THE two captive-bred Philippine Eagles - Sambisig and Geothermica - have landed safely in Singapore on Tuesday, June 4, at 2:13 p.m. for a 10-year mission to increase the critically-endangered species population.
On board Philippine Airlines (PAL) Airbus A330-300 with flight number PR 0507, the eagles had a connecting flight from Davao to Manila to Singapore. However, its Manila - Singapore route experienced a short delay of 33 minutes - it was supposed to depart from Manila at 9:55 a.m. but it took off at 10:25 a.m.
Philippine Eagle Foundation (PEF) executive director Dennis Salvador in a phone interview said standard transport of the eagles was observed so as not to expose the eagles to stress.
“We are thankful with all the organizations that coordinated for a safe and smooth transport of our eagles. The flights were carefully well taken cared of and facilitated for clearances by PAL, Bureau of Customs, Department of Foreign Affairs, Bureau of Immigration, Bureau of Plant and Industry, and Singaporean Embassy, among others,” he said.
Eagles were provided with leather hood, proper carpeting, and roof with soft cushion.
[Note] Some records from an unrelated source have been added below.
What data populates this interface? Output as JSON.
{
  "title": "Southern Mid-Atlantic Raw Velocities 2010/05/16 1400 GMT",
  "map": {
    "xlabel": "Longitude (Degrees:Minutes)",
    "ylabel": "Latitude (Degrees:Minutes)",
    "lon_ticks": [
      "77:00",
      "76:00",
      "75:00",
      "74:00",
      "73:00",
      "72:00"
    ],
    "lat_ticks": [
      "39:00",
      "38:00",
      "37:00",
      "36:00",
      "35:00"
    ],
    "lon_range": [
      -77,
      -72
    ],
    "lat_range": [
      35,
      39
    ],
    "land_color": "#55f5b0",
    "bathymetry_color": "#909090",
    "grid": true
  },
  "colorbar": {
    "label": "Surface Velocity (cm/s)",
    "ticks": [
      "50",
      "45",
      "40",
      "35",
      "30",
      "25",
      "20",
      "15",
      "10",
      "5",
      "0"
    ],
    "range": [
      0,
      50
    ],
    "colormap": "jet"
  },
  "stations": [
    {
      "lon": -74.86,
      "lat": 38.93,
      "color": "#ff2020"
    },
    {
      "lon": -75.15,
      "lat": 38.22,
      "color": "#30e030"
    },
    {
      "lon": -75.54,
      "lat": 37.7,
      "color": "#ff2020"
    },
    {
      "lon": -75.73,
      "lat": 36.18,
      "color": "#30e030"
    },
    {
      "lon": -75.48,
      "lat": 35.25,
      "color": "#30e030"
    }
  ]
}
The holding areas and planes used were also air-conditioned and disinfected.
The eagles were accompanied by PEF senior keepers Domingo and Dominic Tadena.
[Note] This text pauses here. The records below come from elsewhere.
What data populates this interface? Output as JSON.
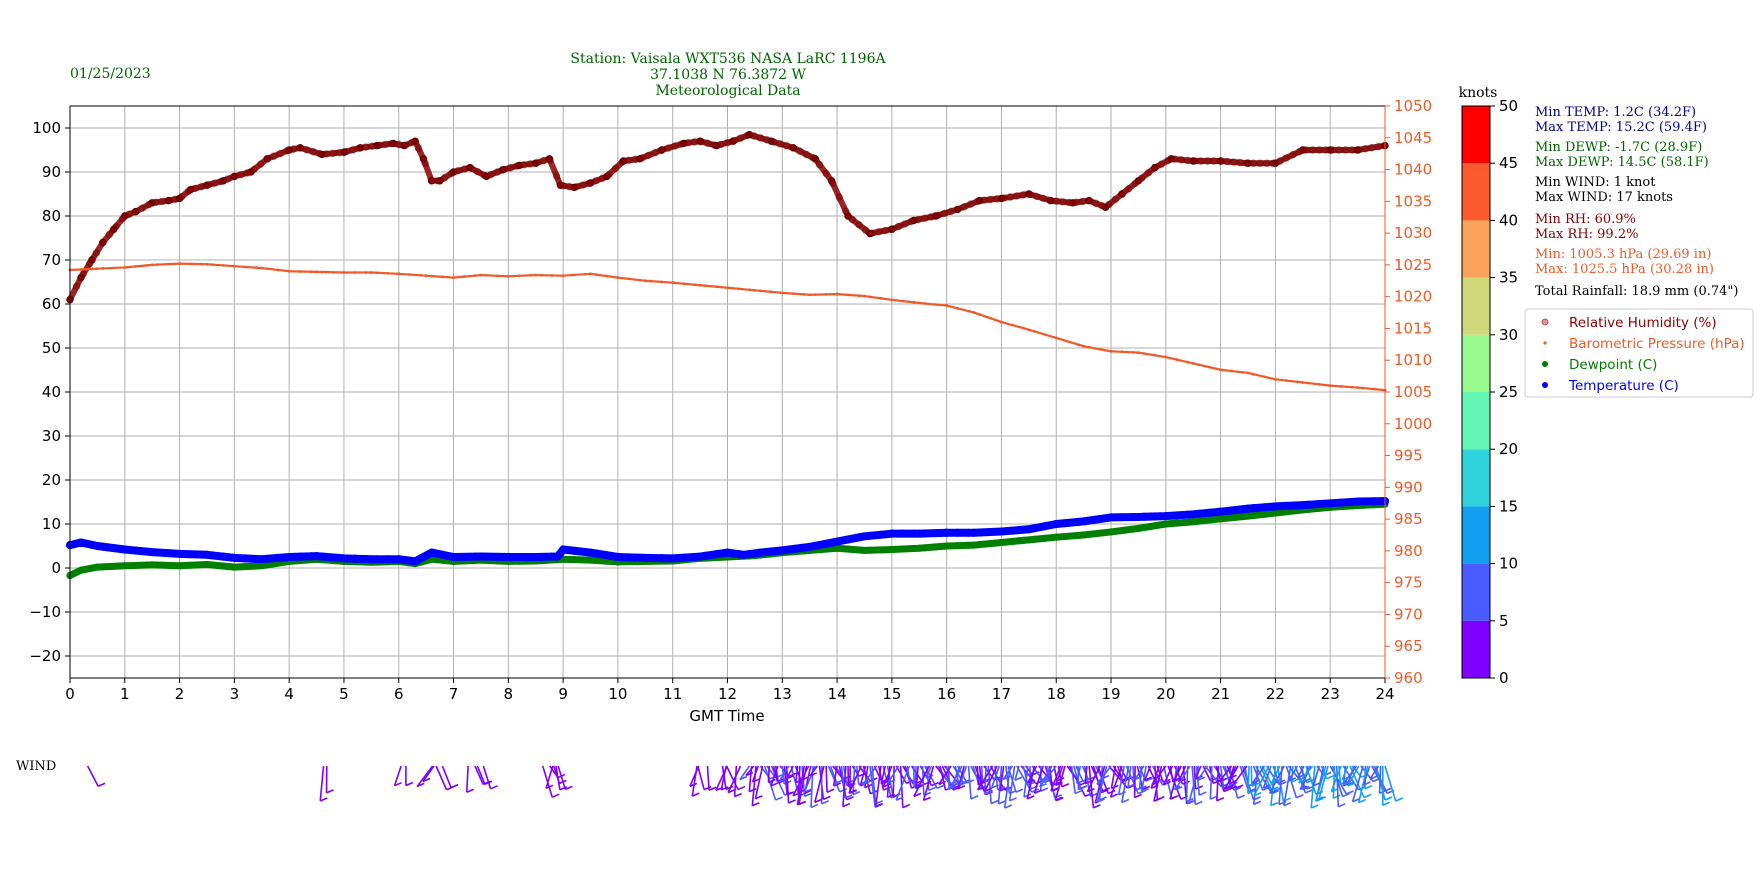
{
  "header": {
    "date": "01/25/2023",
    "station": "Station:  Vaisala WXT536  NASA LaRC 1196A",
    "coords": "37.1038 N 76.3872 W",
    "subtitle": "Meteorological Data"
  },
  "colorbar": {
    "label": "knots",
    "ticks": [
      "0",
      "5",
      "10",
      "15",
      "20",
      "25",
      "30",
      "35",
      "40",
      "45",
      "50"
    ],
    "colors": [
      "#7f00ff",
      "#4a5bff",
      "#129ff0",
      "#2fd3dc",
      "#64f5b3",
      "#98fa8c",
      "#cfd97a",
      "#fba35b",
      "#ff5a2f",
      "#ff0000"
    ]
  },
  "stats": [
    {
      "text": "Min TEMP: 1.2C (34.2F)",
      "color": "#00008b"
    },
    {
      "text": "Max TEMP: 15.2C (59.4F)",
      "color": "#00008b"
    },
    {
      "text": "Min DEWP: -1.7C (28.9F)",
      "color": "#006400"
    },
    {
      "text": "Max DEWP: 14.5C (58.1F)",
      "color": "#006400"
    },
    {
      "text": "Min WIND: 1 knot",
      "color": "#000000"
    },
    {
      "text": "Max WIND: 17 knots",
      "color": "#000000"
    },
    {
      "text": "Min RH: 60.9%",
      "color": "#8b0000"
    },
    {
      "text": "Max RH: 99.2%",
      "color": "#8b0000"
    },
    {
      "text": "Min: 1005.3 hPa (29.69 in)",
      "color": "#f05a28"
    },
    {
      "text": "Max: 1025.5 hPa (30.28 in)",
      "color": "#f05a28"
    },
    {
      "text": "Total Rainfall: 18.9 mm (0.74\")",
      "color": "#000000"
    }
  ],
  "legend": [
    {
      "label": "Relative Humidity (%)",
      "color": "#8b0000",
      "marker": "ring"
    },
    {
      "label": "Barometric Pressure (hPa)",
      "color": "#f05a28",
      "marker": "small"
    },
    {
      "label": "Dewpoint (C)",
      "color": "#008000",
      "marker": "dot"
    },
    {
      "label": "Temperature (C)",
      "color": "#0000ff",
      "marker": "dot"
    }
  ],
  "wind_label": "WIND",
  "colors": {
    "rh": "#8b0000",
    "pressure": "#f05a28",
    "dewpoint": "#008000",
    "temperature": "#0000ff",
    "grid": "#b0b0b0"
  },
  "chart_data": {
    "type": "scatter",
    "xlabel": "GMT Time",
    "x_ticks": [
      "0",
      "1",
      "2",
      "3",
      "4",
      "5",
      "6",
      "7",
      "8",
      "9",
      "10",
      "11",
      "12",
      "13",
      "14",
      "15",
      "16",
      "17",
      "18",
      "19",
      "20",
      "21",
      "22",
      "23",
      "24"
    ],
    "xlim": [
      0,
      24
    ],
    "ylim": [
      -25,
      105
    ],
    "y_ticks": [
      "−20",
      "−10",
      "0",
      "10",
      "20",
      "30",
      "40",
      "50",
      "60",
      "70",
      "80",
      "90",
      "100"
    ],
    "y2lim": [
      960,
      1050
    ],
    "y2_ticks": [
      "960",
      "965",
      "970",
      "975",
      "980",
      "985",
      "990",
      "995",
      "1000",
      "1005",
      "1010",
      "1015",
      "1020",
      "1025",
      "1030",
      "1035",
      "1040",
      "1045",
      "1050"
    ],
    "grid": true,
    "series": [
      {
        "name": "Relative Humidity (%)",
        "axis": "left",
        "x": [
          0,
          0.2,
          0.4,
          0.6,
          0.8,
          1,
          1.2,
          1.5,
          1.8,
          2,
          2.2,
          2.5,
          2.8,
          3,
          3.3,
          3.6,
          4,
          4.2,
          4.6,
          5,
          5.3,
          5.6,
          5.9,
          6.1,
          6.3,
          6.45,
          6.6,
          6.75,
          7,
          7.3,
          7.6,
          7.9,
          8.2,
          8.5,
          8.75,
          8.95,
          9.2,
          9.5,
          9.8,
          10.1,
          10.4,
          10.8,
          11.2,
          11.5,
          11.8,
          12.1,
          12.4,
          12.8,
          13.2,
          13.6,
          13.9,
          14.2,
          14.6,
          15,
          15.4,
          15.8,
          16.2,
          16.6,
          17,
          17.5,
          17.9,
          18.3,
          18.6,
          18.9,
          19.2,
          19.5,
          19.8,
          20.1,
          20.5,
          21,
          21.5,
          22,
          22.5,
          23,
          23.5,
          24
        ],
        "values": [
          61,
          66,
          70,
          74,
          77,
          80,
          81,
          83,
          83.5,
          84,
          86,
          87,
          88,
          89,
          90,
          93,
          95,
          95.5,
          94,
          94.5,
          95.5,
          96,
          96.5,
          96,
          97,
          93,
          88,
          88,
          90,
          91,
          89,
          90.5,
          91.5,
          92,
          93,
          87,
          86.5,
          87.5,
          89,
          92.5,
          93,
          95,
          96.5,
          97,
          96,
          97,
          98.5,
          97,
          95.5,
          93,
          88,
          80,
          76,
          77,
          79,
          80,
          81.5,
          83.5,
          84,
          85,
          83.5,
          83,
          83.5,
          82,
          85,
          88,
          91,
          93,
          92.5,
          92.5,
          92,
          92,
          95,
          95,
          95,
          96
        ]
      },
      {
        "name": "Barometric Pressure (hPa)",
        "axis": "right",
        "x": [
          0,
          0.5,
          1,
          1.5,
          2,
          2.5,
          3,
          3.5,
          4,
          4.5,
          5,
          5.5,
          6,
          6.5,
          7,
          7.5,
          8,
          8.5,
          9,
          9.5,
          10,
          10.5,
          11,
          11.5,
          12,
          12.5,
          13,
          13.5,
          14,
          14.5,
          15,
          15.5,
          16,
          16.5,
          17,
          17.5,
          18,
          18.5,
          19,
          19.5,
          20,
          20.5,
          21,
          21.5,
          22,
          22.5,
          23,
          23.5,
          24
        ],
        "values": [
          1024.2,
          1024.4,
          1024.6,
          1025.0,
          1025.2,
          1025.1,
          1024.8,
          1024.5,
          1024.0,
          1023.9,
          1023.8,
          1023.8,
          1023.6,
          1023.3,
          1023.0,
          1023.4,
          1023.2,
          1023.4,
          1023.3,
          1023.6,
          1023.0,
          1022.5,
          1022.2,
          1021.8,
          1021.4,
          1021.0,
          1020.6,
          1020.3,
          1020.4,
          1020.1,
          1019.5,
          1019.0,
          1018.6,
          1017.5,
          1016.0,
          1014.8,
          1013.5,
          1012.2,
          1011.4,
          1011.2,
          1010.5,
          1009.5,
          1008.5,
          1008.0,
          1007.0,
          1006.5,
          1006.0,
          1005.7,
          1005.3
        ]
      },
      {
        "name": "Dewpoint (C)",
        "axis": "left",
        "x": [
          0,
          0.2,
          0.5,
          1,
          1.5,
          2,
          2.5,
          3,
          3.5,
          4,
          4.5,
          5,
          5.5,
          6,
          6.3,
          6.6,
          7,
          7.5,
          8,
          8.5,
          9,
          9.5,
          10,
          10.5,
          11,
          11.5,
          12,
          12.5,
          13,
          13.5,
          14,
          14.5,
          15,
          15.5,
          16,
          16.5,
          17,
          17.5,
          18,
          18.5,
          19,
          19.5,
          20,
          20.5,
          21,
          21.5,
          22,
          22.5,
          23,
          23.5,
          24
        ],
        "values": [
          -1.7,
          -0.5,
          0.2,
          0.5,
          0.7,
          0.5,
          0.8,
          0.2,
          0.5,
          1.5,
          2,
          1.5,
          1.3,
          1.5,
          1,
          2,
          1.5,
          1.8,
          1.5,
          1.6,
          2,
          1.8,
          1.4,
          1.5,
          1.6,
          2.2,
          2.5,
          2.8,
          3.5,
          4,
          4.5,
          4,
          4.2,
          4.5,
          5,
          5.2,
          5.8,
          6.4,
          7,
          7.5,
          8.2,
          9,
          10,
          10.5,
          11.2,
          11.8,
          12.5,
          13.2,
          13.8,
          14.2,
          14.5
        ]
      },
      {
        "name": "Temperature (C)",
        "axis": "left",
        "x": [
          0,
          0.2,
          0.5,
          1,
          1.5,
          2,
          2.5,
          3,
          3.5,
          4,
          4.5,
          5,
          5.5,
          6,
          6.3,
          6.6,
          7,
          7.5,
          8,
          8.5,
          8.9,
          9,
          9.5,
          10,
          10.5,
          11,
          11.5,
          12,
          12.3,
          12.6,
          13,
          13.5,
          14,
          14.5,
          15,
          15.5,
          16,
          16.5,
          17,
          17.5,
          18,
          18.5,
          19,
          19.5,
          20,
          20.5,
          21,
          21.5,
          22,
          22.5,
          23,
          23.5,
          24
        ],
        "values": [
          5.2,
          5.8,
          5,
          4.2,
          3.6,
          3.2,
          3,
          2.3,
          2,
          2.5,
          2.7,
          2.2,
          2,
          2,
          1.5,
          3.5,
          2.5,
          2.6,
          2.5,
          2.5,
          2.6,
          4.2,
          3.5,
          2.5,
          2.3,
          2.2,
          2.6,
          3.5,
          3,
          3.5,
          4,
          4.8,
          6,
          7.2,
          7.8,
          7.8,
          8,
          8,
          8.3,
          8.8,
          10,
          10.6,
          11.5,
          11.6,
          11.8,
          12.2,
          12.8,
          13.5,
          14,
          14.3,
          14.7,
          15.1,
          15.2
        ]
      }
    ]
  }
}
“We also secured a facsimile passport for the eagles so that they remain to be Filipinos on a mission,” Salvador said.
The travel of 17-year-old female Sambisig and 15-year-old male born Geothermica is under the Wildlife Loan Agreement inked between Department of Environment and Natural Resources (DENR) and Wildlife Reserves Singapore (WRS).
The eagles will stay at Jurong Bird Park.
He emphasized that the primary objective of loaning a pair of Philippine Eagles is to breed the birds in captivity and to raise awareness on Philippine wildlife conservation to the international arena.
Once the program is successful, the two eagles and their soon-to-be offspring will be brought back to the Philippines.
Dr. Jayson Dr. Jayson Ibañez, Philippine Eagle Foundation director for Research and Conservation in a recent interview, said the loan to a foreign institution is a backup plan to secure the population of the critically-endangered species in cases of exotic diseases like the bird flu and effects of climate change such as strong storms and typhoons.
PEF hopes that the loan “help secure a gene pool of the Philippine eagles for species conservation and as insurance against natural calamities that can wipe out the only captive Philippine Eagle population at the facility.”
The historical flight of the two eagles falls in time of the start of the Philippine Eagle Week - June 4 to 10.
The week-long celebration is to recognize the ecological importance and social significance of the Philippine eagle. This year’s celebration has a theme: Ipagdiwang ang Pagkakaisa para sa Malayang Agila.